To find a list of all the customers who have subscriptions, including ones that don't exist in the locations list as they pay using cash and hence cannot be tracked:

// List containing (customer_id, (last_name, subsription_card_name))
val as = List((101, ("Hanson", "Bart")), 
              (102, ("Thomas", "Clipper")), 
              (103, ("John", "ClipperVisa")),
              (104, ("Chu", "Clipper")))

val subscriptions = sc.parallelize(as) // Pair Rdd with key = customer_Id, value = (last_name, subsription_card_name)

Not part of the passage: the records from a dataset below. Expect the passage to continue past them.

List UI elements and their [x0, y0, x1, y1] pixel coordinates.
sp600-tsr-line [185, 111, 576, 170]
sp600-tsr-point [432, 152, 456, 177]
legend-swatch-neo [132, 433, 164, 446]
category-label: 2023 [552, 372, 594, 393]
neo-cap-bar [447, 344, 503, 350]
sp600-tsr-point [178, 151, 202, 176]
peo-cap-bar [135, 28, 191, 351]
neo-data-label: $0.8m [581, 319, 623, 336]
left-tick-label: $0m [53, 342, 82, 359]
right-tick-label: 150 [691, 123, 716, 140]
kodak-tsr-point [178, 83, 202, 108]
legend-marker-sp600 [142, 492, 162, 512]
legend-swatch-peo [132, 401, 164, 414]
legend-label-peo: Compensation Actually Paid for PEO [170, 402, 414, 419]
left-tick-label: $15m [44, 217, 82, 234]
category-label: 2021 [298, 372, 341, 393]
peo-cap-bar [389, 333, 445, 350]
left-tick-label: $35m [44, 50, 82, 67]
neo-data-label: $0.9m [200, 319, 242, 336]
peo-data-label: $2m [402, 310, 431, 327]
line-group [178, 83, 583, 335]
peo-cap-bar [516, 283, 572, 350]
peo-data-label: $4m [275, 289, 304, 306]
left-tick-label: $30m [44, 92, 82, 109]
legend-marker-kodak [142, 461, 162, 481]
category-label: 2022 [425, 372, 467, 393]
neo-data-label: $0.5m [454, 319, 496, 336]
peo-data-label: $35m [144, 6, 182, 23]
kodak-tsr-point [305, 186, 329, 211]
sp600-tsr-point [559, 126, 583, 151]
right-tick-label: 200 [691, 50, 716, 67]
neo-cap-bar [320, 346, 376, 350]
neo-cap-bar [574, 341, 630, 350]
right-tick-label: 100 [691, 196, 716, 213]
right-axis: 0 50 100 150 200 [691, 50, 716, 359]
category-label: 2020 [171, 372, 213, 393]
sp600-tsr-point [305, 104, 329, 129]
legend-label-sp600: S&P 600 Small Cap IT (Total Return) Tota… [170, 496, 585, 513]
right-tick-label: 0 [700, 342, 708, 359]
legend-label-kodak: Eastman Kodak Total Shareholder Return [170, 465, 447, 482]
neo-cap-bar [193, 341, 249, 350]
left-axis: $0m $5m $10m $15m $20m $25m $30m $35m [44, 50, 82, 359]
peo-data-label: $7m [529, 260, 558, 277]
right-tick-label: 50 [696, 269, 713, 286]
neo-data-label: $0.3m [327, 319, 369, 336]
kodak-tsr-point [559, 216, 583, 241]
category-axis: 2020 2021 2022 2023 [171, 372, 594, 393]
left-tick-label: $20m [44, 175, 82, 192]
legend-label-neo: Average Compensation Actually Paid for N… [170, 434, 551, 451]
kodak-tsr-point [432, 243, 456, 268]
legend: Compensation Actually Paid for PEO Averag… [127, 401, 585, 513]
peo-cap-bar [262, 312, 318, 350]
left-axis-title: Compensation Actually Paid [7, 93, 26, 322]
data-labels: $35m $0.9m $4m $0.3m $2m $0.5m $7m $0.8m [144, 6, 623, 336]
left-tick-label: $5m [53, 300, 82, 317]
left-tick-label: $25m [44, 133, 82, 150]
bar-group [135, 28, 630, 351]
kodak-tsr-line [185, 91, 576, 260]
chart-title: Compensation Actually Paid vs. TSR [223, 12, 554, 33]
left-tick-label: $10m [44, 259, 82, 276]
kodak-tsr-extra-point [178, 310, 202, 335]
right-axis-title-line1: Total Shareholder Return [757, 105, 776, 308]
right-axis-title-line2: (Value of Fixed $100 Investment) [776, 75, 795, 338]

// List containing (customer_id, most_visited_city). Contains all customer who use cards and thus can be tracked.
val ls = List((101, "Chicago"), 
              (101, "SanFranciso"), 
              (102, "SantaClara"), 
              (102, "SanJose"), 
              (103, "MountainView"), 
              (103, "Monterey"))

val locations = sc.parallelize(ls)  // Pair Rdd with key = customer_Id, value = most_visited_city

// Here we have to call the leftOuterJoin, as we need all the customers who have subscriptions. The second element in the combination i.e. the value from the second list can be null, which is okay for our requirement.
val leftOuterJoinedRdd = subscriptions.leftOuterJoin(locations)
println("subscriptions.leftOuterJoin(locations)")
leftOuterJoinedRdd.collect().foreach(println)

Output:

subscriptions.leftOuterJoin(locations)
(104,((Chu,Clipper),None))                       // <-- second value element is None
(101,((Hanson,Bart),Some(Chicago)))
(101,((Hanson,Bart),Some(SanFranciso)))
(102,((Thomas,Clipper),Some(SantaClara)))
(102,((Thomas,Clipper),Some(SanJose)))
(103,((John,ClipperVisa),Some(MountainView)))
(103,((John,ClipperVisa),Some(Monterey)))

we use the left outer join when we want to keep all the information in the left Pair RDD, i.e. the one on which we call the join. In this case the right Pair RDD elements are optional i.e. they can be none. And vice versa for right outer join.